As my blog name suggests, this blog will be like a learning journal. I won't go step by step on each dessert on what to do, but instead focus on the technique(s) I was learning and what I discovered while in the process of making it. I hope you will learn a thing or two, or if anything, use this as a reference and get ideas for your dessert-making.
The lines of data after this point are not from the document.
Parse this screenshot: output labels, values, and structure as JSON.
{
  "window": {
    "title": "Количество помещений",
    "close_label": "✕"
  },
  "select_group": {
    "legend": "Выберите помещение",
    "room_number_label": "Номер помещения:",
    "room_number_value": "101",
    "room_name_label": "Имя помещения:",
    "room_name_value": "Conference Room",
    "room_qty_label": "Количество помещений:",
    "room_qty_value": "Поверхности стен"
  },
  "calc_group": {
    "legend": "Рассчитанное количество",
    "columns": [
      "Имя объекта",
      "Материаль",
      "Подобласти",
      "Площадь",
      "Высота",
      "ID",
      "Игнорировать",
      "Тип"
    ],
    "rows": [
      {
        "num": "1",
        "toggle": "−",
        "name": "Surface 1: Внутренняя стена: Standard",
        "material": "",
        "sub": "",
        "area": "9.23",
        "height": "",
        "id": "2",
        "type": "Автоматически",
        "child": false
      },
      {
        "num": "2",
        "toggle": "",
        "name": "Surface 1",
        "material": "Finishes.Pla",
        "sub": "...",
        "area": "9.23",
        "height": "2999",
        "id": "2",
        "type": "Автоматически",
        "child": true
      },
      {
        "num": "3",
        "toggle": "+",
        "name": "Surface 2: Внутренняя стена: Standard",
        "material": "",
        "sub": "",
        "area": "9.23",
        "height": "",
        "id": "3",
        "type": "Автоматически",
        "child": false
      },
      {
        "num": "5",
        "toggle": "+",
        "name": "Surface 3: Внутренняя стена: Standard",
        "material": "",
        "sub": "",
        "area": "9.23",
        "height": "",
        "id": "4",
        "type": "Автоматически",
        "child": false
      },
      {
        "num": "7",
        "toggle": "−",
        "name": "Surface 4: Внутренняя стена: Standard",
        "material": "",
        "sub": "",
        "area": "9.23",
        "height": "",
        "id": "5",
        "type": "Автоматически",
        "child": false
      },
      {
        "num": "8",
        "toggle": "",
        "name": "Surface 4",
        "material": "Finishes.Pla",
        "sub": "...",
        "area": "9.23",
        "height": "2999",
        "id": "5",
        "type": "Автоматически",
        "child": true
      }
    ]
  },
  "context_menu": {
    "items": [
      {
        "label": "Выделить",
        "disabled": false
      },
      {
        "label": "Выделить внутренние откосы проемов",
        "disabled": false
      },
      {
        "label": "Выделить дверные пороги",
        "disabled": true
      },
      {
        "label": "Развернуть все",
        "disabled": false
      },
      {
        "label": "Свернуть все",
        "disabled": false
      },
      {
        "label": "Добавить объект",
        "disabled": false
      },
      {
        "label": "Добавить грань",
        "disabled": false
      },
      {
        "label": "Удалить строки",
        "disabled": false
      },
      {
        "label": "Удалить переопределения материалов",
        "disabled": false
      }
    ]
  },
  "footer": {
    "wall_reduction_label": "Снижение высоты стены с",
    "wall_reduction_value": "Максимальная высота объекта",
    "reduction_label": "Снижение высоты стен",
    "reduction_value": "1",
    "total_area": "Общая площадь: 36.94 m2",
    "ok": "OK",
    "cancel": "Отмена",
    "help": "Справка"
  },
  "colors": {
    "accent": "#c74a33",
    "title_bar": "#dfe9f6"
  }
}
Happy decorating!

Friday, March 11, 2011

Treble Clef and Bass Clef Cakes

Left Cake-8" round chocolate cake, chocolate buttercream frosting, powdered sugar
Right Cake-8" round white cake, buttercream frosting, cinnamon

Techniques Used-Basketweave, Shell Border, Stencil


Stenciling cakes is one fairly easy way to spice up a cake.  It can be really intricately patterned or one big icon (as above).  I know Wilton and other cake decorating companies have different stencils, and I figure you can probably buy regular stencils as long as they haven't been used for other things and are cleaned.  The ones above of the treble clef and bass clef aren't store bought, and you may be hard pressed to find them.  I will let you know how I made these after I explain stenciling.

Stenciling Materials-stencil; fine mesh sieve; powdered sugar, cocoa powder, or spice (left cake has powdered sugar, right cake has cinnamon)

Stenciling-I recommend waiting to put on your top border until after you've stenciled your design.  It is possible (but harder) to stencil after the border is on there.  I also recommend practicing on another surface before trying the cake, especially if this is your first time.
1.  Lightly place the stencil where desired, making sure it isn't going to move.  Be sure to wait until the frosting is slightly dry (put it in the fridge for 20 minutes or so), otherwise the frosting will stick to the stencil.
2.  Hold your fine mesh sieve directly above the stencil anywhere between 4 and 12 inches from the cake.  Pour a little bit of powdered sugar (or whatever you're using) into the sieve and shake the sieve up and down lightly (a light bouncing movement).  Don't worry about the sugar "leaking" under the stencil; as long your stencil is flat to the cake and you're shaking up and down instead of side to side, the sugar will just fall straight down.  Repeat this until you have a fairly thick and even layer of sugar.  
3.  Lift the stencil very carefully and evenly.  Try and lift as smoothly as possible to avoid sugar from falling onto the cake.  You're done!

Making Your Own Stencil

Materials-Xacto knife, manila folder (or something hard and can easily be cut), pen

1.  Draw design on Manila folder.  As you are drawing it, try to imagine where the holes will be to make sure that you don't accidentally cut off inner portions of your design.  For example, on the treble clef (left cake), there is a little break on the top portion so that the inner circle wouldn't get cut off later.  Also, the straight line going down the right side wouldn't normally have little breaks either.

2.  Use the Xacto knife and carefully cut the folder.  Once that's done, you can start stenciling on the cake!

These cakes were decorated May 2010.